Doch obwohl in der Inhumanität, die in Ciorans Aphorismen immer wieder durchschlägt, die pubertäre Anmaßung des Frühwerks fortlebt, hat sich deren Stellenwert verändert. Der Übergang zum Französischen, der mit der fast ausschließlichen Hinwendung zum Aphorismus und einer starken sprachlichen Verdichtung einhergeht, trägt dazu bei, dass der Menschenhass selbst zu einer Art Witz über die eigene Unzulänglichkeit wird. Seine miesepetrigen Auslassungen werden in den späten Texten immer stärker zu Selbstkommentaren: »Lesen heißt, einen anderen sich für uns plagen lassen. Die subtilste Form der Ausbeutung.« – »Ein Buch zu veröffentlichen, bringt dieselben Komplikationen mit sich wie eine Hochzeit oder eine Beerdigung.« – »Länger als eine Viertelstunde kann man nicht an der Verzweiflung eines anderen teilnehmen, ohne die Geduld zu verlieren.«
Ähnlich wie Thomas Bernhard hat es Cioran in seinen späten Büchern geschafft, in ein und demselben Atemzug über die schlechte Welt, das schlechte Wetter und die schlechte Verdauung zu schimpfen, und auf diese Weise dem verbreiteten Lebensgefühl zum Ausdruck verholfen, dass das gesellschaftliche Elend längst den gesamten Alltag vom morgendlichen Arztbesuch bis zum abendlichen Entspannungsbad grundiert.

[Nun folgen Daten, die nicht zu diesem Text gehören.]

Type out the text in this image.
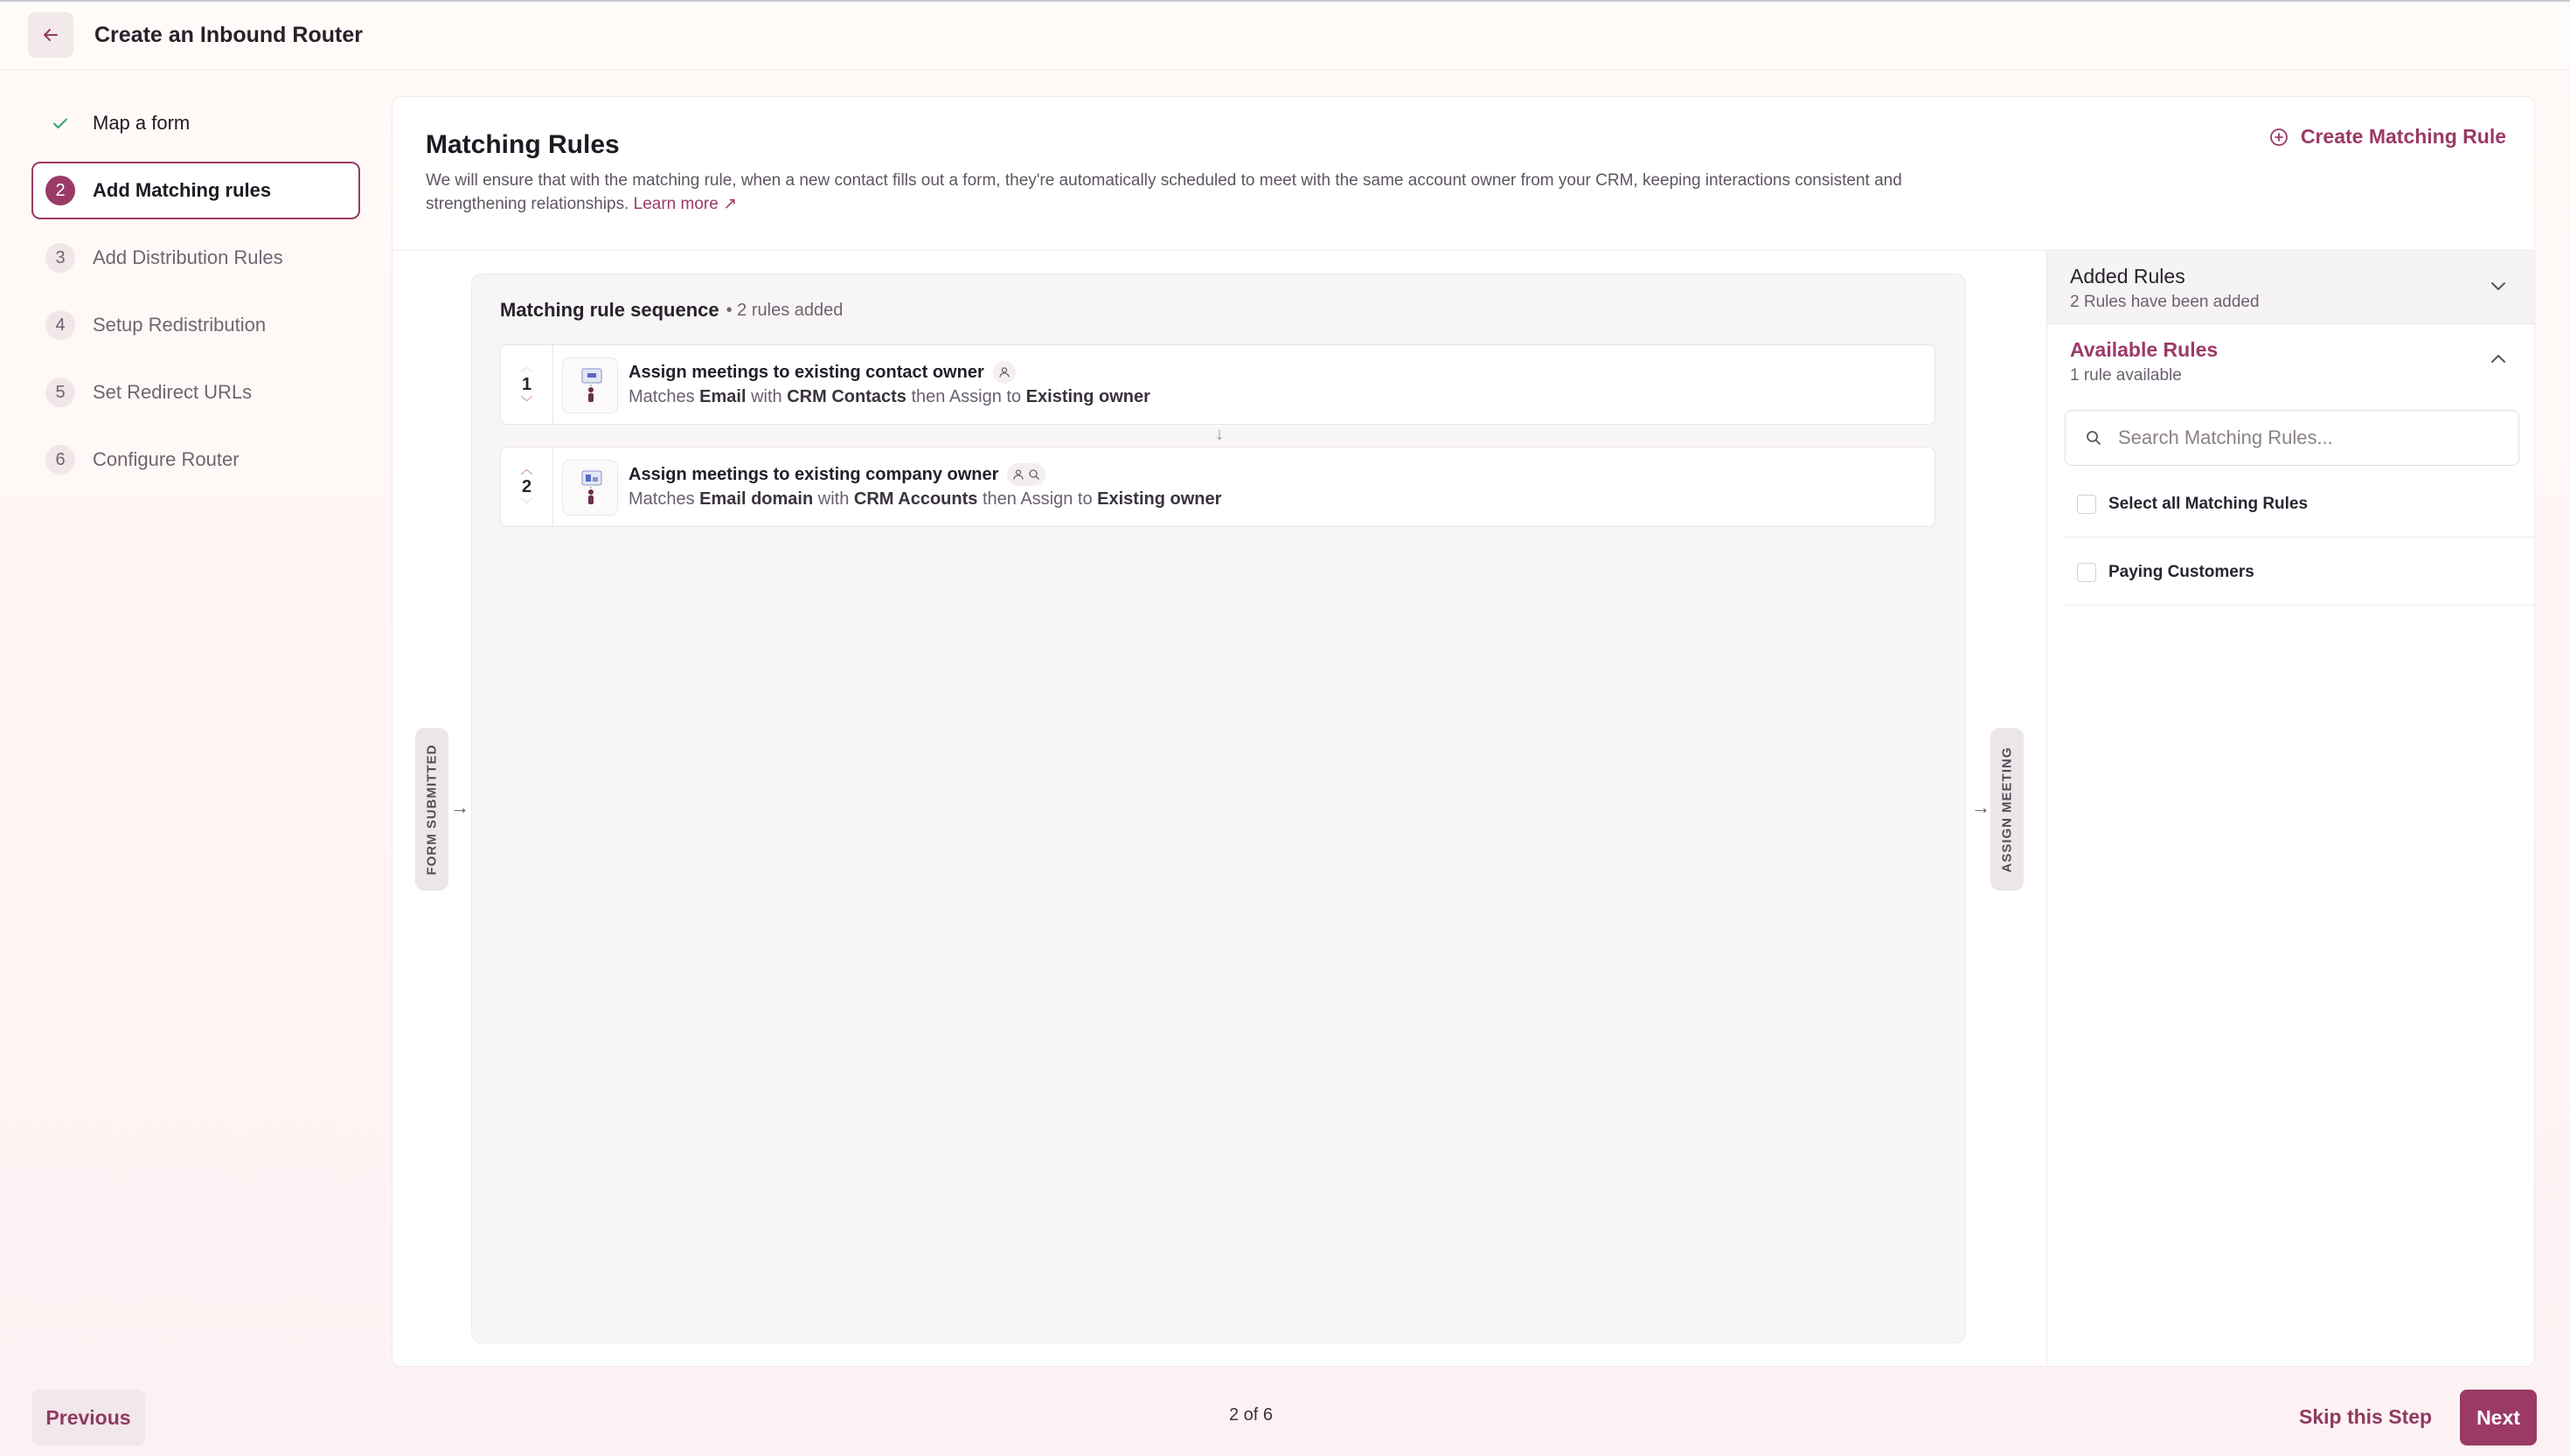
Create an Inbound Router
Map a form
2	Add Matching rules
3	Add Distribution Rules
4	Setup Redistribution
5	Set Redirect URLs
6	Configure Router
Matching Rules
We will ensure that with the matching rule, when a new contact fills out a form, they're automatically scheduled to meet with the same account owner from your CRM, keeping interactions consistent and strengthening relationships. Learn more ↗
Create Matching Rule
FORM SUBMITTED →
Matching rule sequence • 2 rules added
︿
1
﹀
Assign meetings to existing contact owner
Matches Email with CRM Contacts then Assign to Existing owner
↓
︿
2
﹀
Assign meetings to existing company owner
Matches Email domain with CRM Accounts then Assign to Existing owner
→ ASSIGN MEETING
Added Rules
2 Rules have been added
Available Rules
1 rule available
Search Matching Rules...
Select all Matching Rules
Paying Customers
Previous	2 of 6	Skip this Step	Next
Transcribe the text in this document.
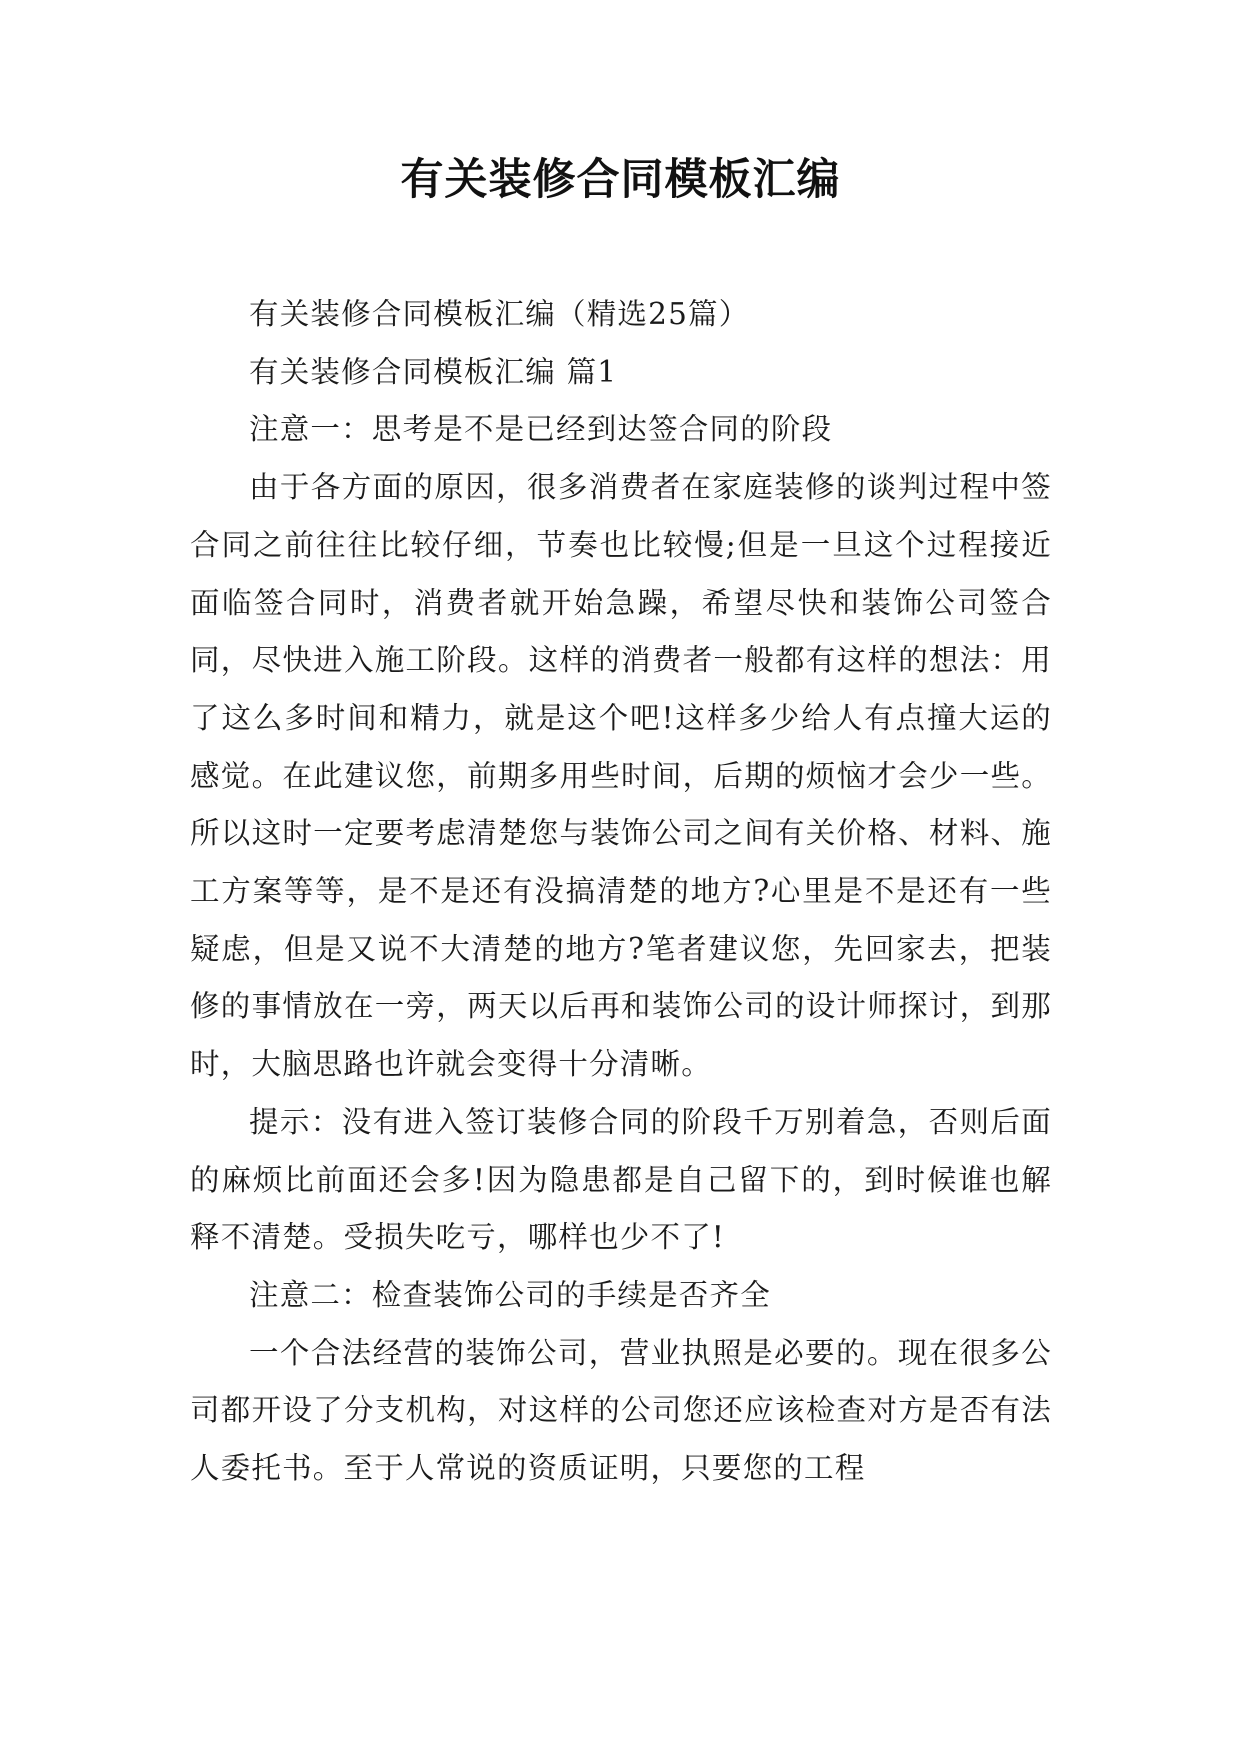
有关装修合同模板汇编

有关装修合同模板汇编（精选25篇）

有关装修合同模板汇编 篇1

注意一：思考是不是已经到达签合同的阶段

由于各方面的原因，很多消费者在家庭装修的谈判过程中签合同之前往往比较仔细，节奏也比较慢;但是一旦这个过程接近面临签合同时，消费者就开始急躁，希望尽快和装饰公司签合同，尽快进入施工阶段。这样的消费者一般都有这样的想法：用了这么多时间和精力，就是这个吧!这样多少给人有点撞大运的感觉。在此建议您，前期多用些时间，后期的烦恼才会少一些。所以这时一定要考虑清楚您与装饰公司之间有关价格、材料、施工方案等等，是不是还有没搞清楚的地方?心里是不是还有一些疑虑，但是又说不大清楚的地方?笔者建议您，先回家去，把装修的事情放在一旁，两天以后再和装饰公司的设计师探讨，到那时，大脑思路也许就会变得十分清晰。

提示：没有进入签订装修合同的阶段千万别着急，否则后面的麻烦比前面还会多!因为隐患都是自己留下的，到时候谁也解释不清楚。受损失吃亏，哪样也少不了!

注意二：检查装饰公司的手续是否齐全

一个合法经营的装饰公司，营业执照是必要的。现在很多公司都开设了分支机构，对这样的公司您还应该检查对方是否有法人委托书。至于人常说的资质证明，只要您的工程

Deshalb kennt, wer Ciorans Bücher aufmerksam gelesen hat, seine Idiosynkrasien und Vorlieben, Spleens und schlechten Angewohnheiten genauso gut wie die eigenen: die chronische Schlaflosigkeit, auf die er immer wieder genervt zu sprechen kommt (»Die ganze Nacht hindurch Himalajas hochgehoben – und das nennt sich Schlaf«), seine Liebe zur Musik (»Mit Ausnahme der Musik ist alles Betrug«), seine notorische Faulheit und Lethargie (»Alles kann man sich vorstellen, alles voraussagen, nur nicht, wie tief man selbst versacken kann«). Auf diese Weise verwandelt er sich, je vertrauter man mit seinem Werk ist, immer mehr in einen guten alten Bekannten, der einen häufig amüsiert, aber selten überrascht. Und dennoch kann man ihn nur so lesen, nicht als den abgründigen Zweifler an der menschlichen Existenz, als der er bei seinen Bewunderern gilt. Nimmt man ihn allzu ernst, werden seine Weisheiten schal, seine Tics penetrant und seine Meinungen gefährlich. Als professioneller Misanthrop aber, der seine persönlichen Abneigungen mangels praktischerer Talente zum Brotberuf gemacht hat und dessen Textbausteine sich hervorragend zur Abfederung dandyesker Lebensmüdigkeit eignen, hat er uns noch immer viel zu bieten.